Morris Soma rellenaba la máquina de café cuando el hombre de cabello gris entró en la gasolinera. Eran las seis y media. Tenía un aspecto sucio y descuidado, como si hubiera dormido en el bosque, pensó Morris. Su jefe le había dicho que le diera al hombre lo que quisiera. No hacía falta que pagara. Había venido algunas veces, una de ellas con el tipo del traje de motorista.

—Tú levantas temprano —dijo sonriendo.

El hombre no contestó, se limitó a asentir brevemente con la cabeza, observó sus dientes blancos, se dio la vuelta y fue rápido a la nevera de puerta transparente para sacar cuatro cartones de zumo de manzana. Los puso sobre el mostrador, cogió un periódico y le echó un rápido vistazo antes de volverlo a dejar en el expositor. Luego estuvo rebuscando en la estantería de los sándwiches y pidió una bolsa de plástico.

—Quiero ocho —dijo—. Espero que aguanten unos días.

Morris Soma puso los artículos en una bolsa.
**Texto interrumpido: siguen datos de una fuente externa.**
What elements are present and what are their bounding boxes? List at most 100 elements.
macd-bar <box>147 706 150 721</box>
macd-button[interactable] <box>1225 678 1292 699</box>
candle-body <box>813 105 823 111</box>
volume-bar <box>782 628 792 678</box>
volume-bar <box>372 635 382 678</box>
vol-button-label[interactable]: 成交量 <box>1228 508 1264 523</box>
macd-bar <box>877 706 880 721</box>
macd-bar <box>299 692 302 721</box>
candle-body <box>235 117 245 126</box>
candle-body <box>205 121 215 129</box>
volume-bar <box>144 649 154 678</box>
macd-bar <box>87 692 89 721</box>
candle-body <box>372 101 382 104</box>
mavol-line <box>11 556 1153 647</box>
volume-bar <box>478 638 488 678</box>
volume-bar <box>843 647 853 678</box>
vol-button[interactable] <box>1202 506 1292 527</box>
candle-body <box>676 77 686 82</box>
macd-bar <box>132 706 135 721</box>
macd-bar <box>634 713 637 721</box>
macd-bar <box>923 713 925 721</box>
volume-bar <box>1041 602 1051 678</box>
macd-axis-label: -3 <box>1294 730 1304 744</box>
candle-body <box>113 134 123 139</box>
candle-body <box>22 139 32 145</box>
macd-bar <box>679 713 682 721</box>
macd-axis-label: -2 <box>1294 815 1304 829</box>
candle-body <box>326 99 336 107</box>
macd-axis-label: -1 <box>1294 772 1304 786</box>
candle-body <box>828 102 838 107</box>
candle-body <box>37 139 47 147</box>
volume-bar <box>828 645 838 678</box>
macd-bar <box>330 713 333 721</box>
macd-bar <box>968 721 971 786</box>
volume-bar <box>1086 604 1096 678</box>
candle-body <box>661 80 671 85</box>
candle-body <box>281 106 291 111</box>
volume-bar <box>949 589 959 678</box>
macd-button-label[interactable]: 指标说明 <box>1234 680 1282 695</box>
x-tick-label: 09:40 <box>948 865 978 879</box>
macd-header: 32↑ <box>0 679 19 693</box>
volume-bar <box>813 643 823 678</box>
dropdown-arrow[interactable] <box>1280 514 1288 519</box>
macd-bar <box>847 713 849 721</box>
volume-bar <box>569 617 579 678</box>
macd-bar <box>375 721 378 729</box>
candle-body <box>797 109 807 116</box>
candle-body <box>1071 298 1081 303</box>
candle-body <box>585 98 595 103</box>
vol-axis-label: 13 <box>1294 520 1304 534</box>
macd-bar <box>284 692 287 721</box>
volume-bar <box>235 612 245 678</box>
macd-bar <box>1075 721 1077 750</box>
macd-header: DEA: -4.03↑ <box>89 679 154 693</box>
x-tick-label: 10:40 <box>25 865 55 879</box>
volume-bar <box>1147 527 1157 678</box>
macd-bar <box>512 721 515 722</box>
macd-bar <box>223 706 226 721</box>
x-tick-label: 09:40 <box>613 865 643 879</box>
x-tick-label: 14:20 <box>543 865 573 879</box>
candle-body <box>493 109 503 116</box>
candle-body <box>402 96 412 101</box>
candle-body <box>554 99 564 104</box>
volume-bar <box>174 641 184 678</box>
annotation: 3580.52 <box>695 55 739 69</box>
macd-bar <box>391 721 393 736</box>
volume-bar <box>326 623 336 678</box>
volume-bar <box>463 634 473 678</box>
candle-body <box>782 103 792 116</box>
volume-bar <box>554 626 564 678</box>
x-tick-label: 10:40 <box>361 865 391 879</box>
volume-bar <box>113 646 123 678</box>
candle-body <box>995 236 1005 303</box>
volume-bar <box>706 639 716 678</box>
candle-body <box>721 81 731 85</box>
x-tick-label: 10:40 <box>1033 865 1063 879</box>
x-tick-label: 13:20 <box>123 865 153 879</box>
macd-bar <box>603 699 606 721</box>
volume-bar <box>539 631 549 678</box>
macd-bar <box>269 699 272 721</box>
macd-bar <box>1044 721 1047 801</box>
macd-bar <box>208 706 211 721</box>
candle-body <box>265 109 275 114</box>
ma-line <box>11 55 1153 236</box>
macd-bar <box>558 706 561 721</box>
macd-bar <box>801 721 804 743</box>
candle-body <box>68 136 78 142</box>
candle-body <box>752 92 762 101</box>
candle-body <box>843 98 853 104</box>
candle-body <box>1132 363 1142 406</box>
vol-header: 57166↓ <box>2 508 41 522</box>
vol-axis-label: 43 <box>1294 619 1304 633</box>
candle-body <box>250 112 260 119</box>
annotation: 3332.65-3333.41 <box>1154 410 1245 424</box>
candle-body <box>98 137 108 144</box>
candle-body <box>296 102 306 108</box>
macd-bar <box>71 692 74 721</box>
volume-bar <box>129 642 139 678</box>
El tufo del aceite de las patatas fritas ya flotaba pesado en el aire del local. Todavía no había tenido tiempo de fregar el suelo. Estaba lleno de arena.

El hombre lanzaba breves miradas por la ventana. Morris Soma le miró inseguro La policía había pasado unos días antes para preguntar si había visto a Lilly. Dijo que no, que no la había visto. Preguntaron dónde vivía. Eso no le gustó. Vivía en un contenedor en la misma parcela de la gasolinera. Era de ocho metros cuadrados y no tenía una ventana de verdad, sólo un respiradero encima de la puerta. No tenía permiso de trabajo e iba a volver a los Países Bajos, donde vivían sus hermanos, dentro de unas semanas.

—También necesito cigarrillos y un par de encendedores —dijo el hombre fijando la mirada en algún lugar por encima de él—. Y papel de cocina, y maquinillas y espuma.

Morris salió de detrás del mostrador y se acercó a la estantería de los productos de aseo. Estaba orgulloso de entender tan bien el noruego. El hombre le seguía con la mirada. Morris cogió un envase con dos rollos de papel, espuma de afeitar y maquinillas y se dio la vuelta otra vez. El hombre le miraba fijamente: a la cara, a los pies. Morris Soma bajó la vista. Llevaba puestas las deportivas blancas, las que le dio Lilly. Nike. Número 44. No había nadie más en la tienda. Un coche paró frente a uno de los surtidores. Morris metió las últimas cosas en la bolsa.

—¡Devuélveme mis zapatos, maldito ladrón! —gritó el hombre de pronto y levantó el puño—. ¿Crees que no he visto cómo andabas por el camping por las tardes y las noches?